Ruby Walsh: Why doesn't the home team want to play?

Ruby Walsh: Why doesn't the home team want to play?

WAITING FOR HONEY: Racegoers flock around the Leopardstown parade ring to welcome back Honeysuckle and Rachael Blackmore after the Irish Champion Hurdle last Sunday. The noise and the atmosphere at the Dublin Racing Festival was special, writes Ruby Walsh. Picture: Healy Racing

Last Saturday, the cheer that greeted the horses as they broke through the tape for the opening race at the Dublin Racing Festival made me smile. I don’t know why, but it did. The noise, the atmosphere, possibly a rush of adrenaline, but something just felt so cool about being on that grandstand, absorbing it all.

And the racing certainly didn’t fail to deliver in what was always going to be the Willie versus Gordon show.

Closutton outdid Cullentra, as it has always done here, but that was round one, and whilst round two is an away fixture in Gloucester, it is starting to resemble a home game.

Fourteen winners each at Cheltenham would give the bragging rights to the home team — though it’s not a team — an achievement they claimed in 2019. The last time the locals trained more winners than the visitors was in 2015, and 2021 saw a record number of races exported across the Irish sea.

It is a trend that seemed unimaginable, and the cup doesn’t count, but one that only highlights the gap between the strength of a sport in two countries that nobody could have foreseen 20 years ago. Perhaps Cheltenham only highlights the gulf between British and Irish horse racing.

All sorts of theories have been thrashed around about the ‘why?’ and ‘how?’, but now it seems more English or British trainers are willing to sidestep the biggest event National Hunt racing has.

Why are they simply leaving it to the Irish to plunder? The prestige, prize money, crowds, publicity and glory are all on their doorstep, yet all I seem to read is ‘it’s not all about Cheltenham’.

It never was, but Cheltenham has, in my lifetime, always mattered most. Many great days lead to the Cotswolds and follow it, but the horses that win in March are always the champions. It can’t be as simple as Ireland having all the best horses, so why doesn’t the home team want to play?

At one time, the Schweppes Hurdle was a highlight of the season, but it fell from grace like a burst balloon. Perhaps it is the fear of losing, but this afternoon, for the second most valuable handicap hurdle prize in Europe and with no Irish horse travelling to Newbury, only 14 British horses are turning up for the Betfair Hurdle.

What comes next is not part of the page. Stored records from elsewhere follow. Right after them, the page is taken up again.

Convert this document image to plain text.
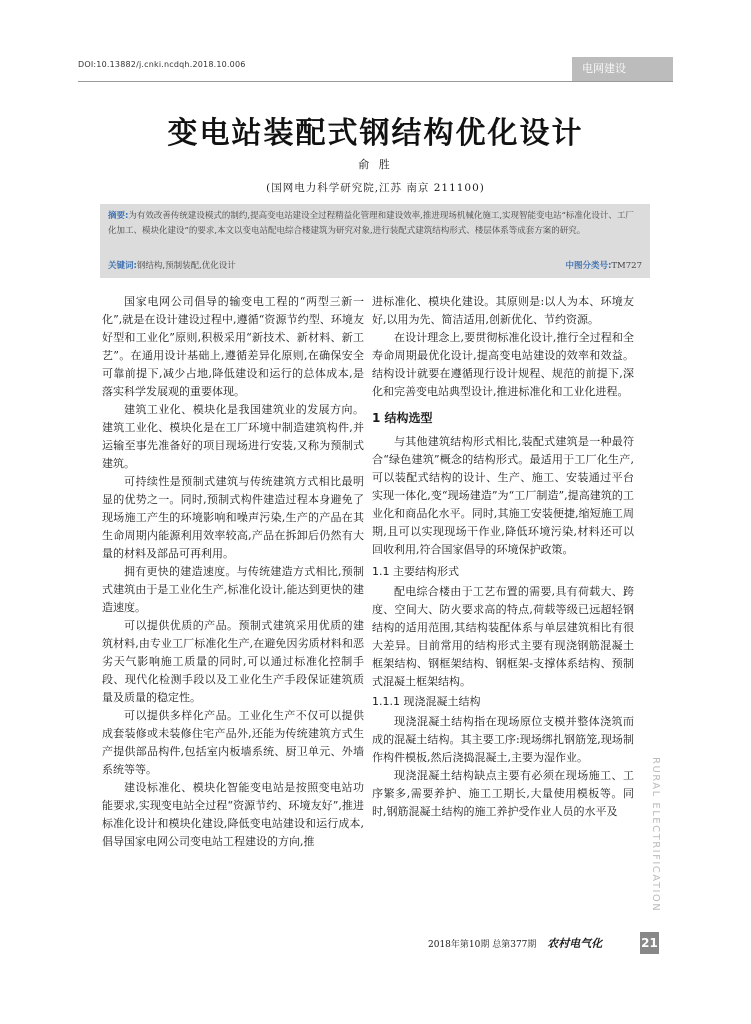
DOI:10.13882/j.cnki.ncdqh.2018.10.006	电网建设
变电站装配式钢结构优化设计
俞 胜
(国网电力科学研究院,江苏 南京 211100)
摘要:为有效改善传统建设模式的制约,提高变电站建设全过程精益化管理和建设效率,推进现场机械化施工,实现智能变电站“标准化设计、工厂化加工、模块化建设”的要求,本文以变电站配电综合楼建筑为研究对象,进行装配式建筑结构形式、楼层体系等成套方案的研究。
关键词:钢结构,预制装配,优化设计	中图分类号:TM727

国家电网公司倡导的输变电工程的“两型三新一化”,就是在设计建设过程中,遵循“资源节约型、环境友好型和工业化”原则,积极采用“新技术、新材料、新工艺”。在通用设计基础上,遵循差异化原则,在确保安全可靠前提下,减少占地,降低建设和运行的总体成本,是落实科学发展观的重要体现。

建筑工业化、模块化是我国建筑业的发展方向。建筑工业化、模块化是在工厂环境中制造建筑构件,并运输至事先准备好的项目现场进行安装,又称为预制式建筑。

可持续性是预制式建筑与传统建筑方式相比最明显的优势之一。同时,预制式构件建造过程本身避免了现场施工产生的环境影响和噪声污染,生产的产品在其生命周期内能源利用效率较高,产品在拆卸后仍然有大量的材料及部品可再利用。

拥有更快的建造速度。与传统建造方式相比,预制式建筑由于是工业化生产,标准化设计,能达到更快的建造速度。

可以提供优质的产品。预制式建筑采用优质的建筑材料,由专业工厂标准化生产,在避免因劣质材料和恶劣天气影响施工质量的同时,可以通过标准化控制手段、现代化检测手段以及工业化生产手段保证建筑质量及质量的稳定性。

可以提供多样化产品。工业化生产不仅可以提供成套装修或未装修住宅产品外,还能为传统建筑方式生产提供部品构件,包括室内板墙系统、厨卫单元、外墙系统等等。

建设标准化、模块化智能变电站是按照变电站功能要求,实现变电站全过程“资源节约、环境友好”,推进标准化设计和模块化建设,降低变电站建设和运行成本,倡导国家电网公司变电站工程建设的方向,推

进标准化、模块化建设。其原则是:以人为本、环境友好,以用为先、简洁适用,创新优化、节约资源。

在设计理念上,要贯彻标准化设计,推行全过程和全寿命周期最优化设计,提高变电站建设的效率和效益。结构设计就要在遵循现行设计规程、规范的前提下,深化和完善变电站典型设计,推进标准化和工业化进程。

1 结构选型

与其他建筑结构形式相比,装配式建筑是一种最符合“绿色建筑”概念的结构形式。最适用于工厂化生产,可以装配式结构的设计、生产、施工、安装通过平台实现一体化,变“现场建造”为“工厂制造”,提高建筑的工业化和商品化水平。同时,其施工安装便捷,缩短施工周期,且可以实现现场干作业,降低环境污染,材料还可以回收利用,符合国家倡导的环境保护政策。

1.1 主要结构形式

配电综合楼由于工艺布置的需要,具有荷载大、跨度、空间大、防火要求高的特点,荷载等级已远超轻钢结构的适用范围,其结构装配体系与单层建筑相比有很大差异。目前常用的结构形式主要有现浇钢筋混凝土框架结构、钢框架结构、钢框架-支撑体系结构、预制式混凝土框架结构。

1.1.1 现浇混凝土结构

现浇混凝土结构指在现场原位支模并整体浇筑而成的混凝土结构。其主要工序:现场绑扎钢筋笼,现场制作构件模板,然后浇捣混凝土,主要为湿作业。

现浇混凝土结构缺点主要有必须在现场施工、工序繁多,需要养护、施工工期长,大量使用模板等。同时,钢筋混凝土结构的施工养护受作业人员的水平及	RURAL ELECTRIFICATION
2018年第10期 总第377期 农村电气化	21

Over 300 horses have contested a race like today’s in the UK this season, mainly for a fraction of today’s purse. So, where are they today? I mean why would you consider trying to win 80-odd thousand on a Saturday when you could win three thousand on a Monday? Complaining about low prize money levels is futile if you don’t support the races with prize money.

But perhaps the answer is obvious. The British fixture list is bloated beyond a limit that could countenance competitiveness. It suits the racecourses because their business models require them to be open and racing to generate income.

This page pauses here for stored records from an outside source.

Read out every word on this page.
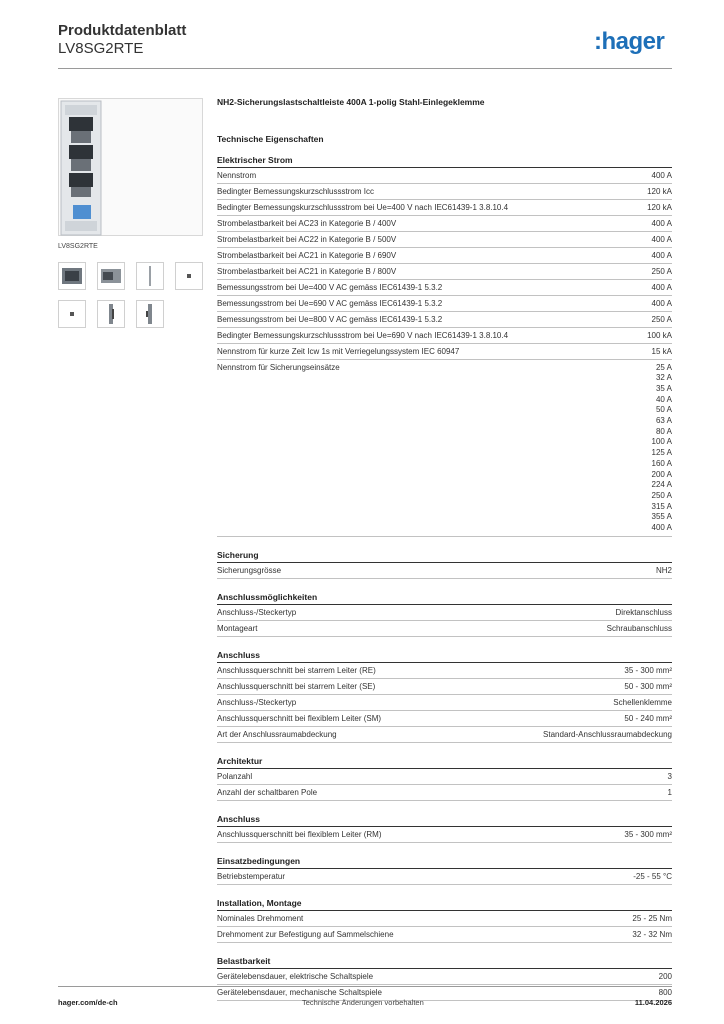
Produktdatenblatt
LV8SG2RTE	:hager
LV8SG2RTE
NH2-Sicherungslastschaltleiste 400A 1-polig Stahl-Einlegeklemme
Technische Eigenschaften
Elektrischer Strom
Nennstrom	400 A
Bedingter Bemessungskurzschlussstrom Icc	120 kA
Bedingter Bemessungskurzschlussstrom bei Ue=400 V nach IEC61439-1 3.8.10.4	120 kA
Strombelastbarkeit bei AC23 in Kategorie B / 400V	400 A
Strombelastbarkeit bei AC22 in Kategorie B / 500V	400 A
Strombelastbarkeit bei AC21 in Kategorie B / 690V	400 A
Strombelastbarkeit bei AC21 in Kategorie B / 800V	250 A
Bemessungsstrom bei Ue=400 V AC gemäss IEC61439-1 5.3.2	400 A
Bemessungsstrom bei Ue=690 V AC gemäss IEC61439-1 5.3.2	400 A
Bemessungsstrom bei Ue=800 V AC gemäss IEC61439-1 5.3.2	250 A
Bedingter Bemessungskurzschlussstrom bei Ue=690 V nach IEC61439-1 3.8.10.4	100 kA
Nennstrom für kurze Zeit Icw 1s mit Verriegelungssystem IEC 60947	15 kA
Nennstrom für Sicherungseinsätze	25 A
32 A
35 A
40 A
50 A
63 A
80 A
100 A
125 A
160 A
200 A
224 A
250 A
315 A
355 A
400 A
Sicherung
Sicherungsgrösse	NH2
Anschlussmöglichkeiten
Anschluss-/Steckertyp	Direktanschluss
Montageart	Schraubanschluss
Anschluss
Anschlussquerschnitt bei starrem Leiter (RE)	35 - 300 mm²
Anschlussquerschnitt bei starrem Leiter (SE)	50 - 300 mm²
Anschluss-/Steckertyp	Schellenklemme
Anschlussquerschnitt bei flexiblem Leiter (SM)	50 - 240 mm²
Art der Anschlussraumabdeckung	Standard-Anschlussraumabdeckung
Architektur
Polanzahl	3
Anzahl der schaltbaren Pole	1
Anschluss
Anschlussquerschnitt bei flexiblem Leiter (RM)	35 - 300 mm²
Einsatzbedingungen
Betriebstemperatur	-25 - 55 °C
Installation, Montage
Nominales Drehmoment	25 - 25 Nm
Drehmoment zur Befestigung auf Sammelschiene	32 - 32 Nm
Belastbarkeit
Gerätelebensdauer, elektrische Schaltspiele	200
Gerätelebensdauer, mechanische Schaltspiele	800
hager.com/de-ch	Technische Änderungen vorbehalten	11.04.2026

Allegedly, it works for the bookmakers, but oversupply in any market dilutes interest, and the repetition of similar races at every level creates a weaker product for punters to find value in.

So, perhaps it serves the participants most of all. Not in a ‘divide and conquer’ way but in a sharing method. Spread out all the races and they can all win a little, which also helps the breeders and the pedigrees because more races equal more winners.

The exportation of British and Irish horses to other racing industries has also impacted the numbers competing in Britain and the fall in the number of foals born there. Yet the number of races is ever increasing. Small fields will always exist at the very top because only a tiny few will ever be good enough to compete, but it is the numbers from the middle down that are worrying.

It will be a tricky trend to rectify because those willing to make the hard decisions in Britain don’t have enough power to implement them.

The BHA doesn’t have the same clout as HRI, but if British racing wants to turn the tide, it must make significant changes. Their fixtures need to dwindle, and their races need to stop clashing to maximize the interest in each race and increase the levy.

That would maintain or grow the pot for the prize money, divided in fewer ways. A boost in prize money and competition makes winning more worthwhile and dragging some big investors back into their sport can give them the firepower they need to compete.

Horse racing is a sport played in many countries. British and Irish racing needs to be seen as one product in this part of the world. It will forever be run as two sports, as it should, but one needs the other for competition. Right now, the National Hunt section of British racing is in decline, which needs to be rectified, and the changes suggested need to be carried into the Flat too.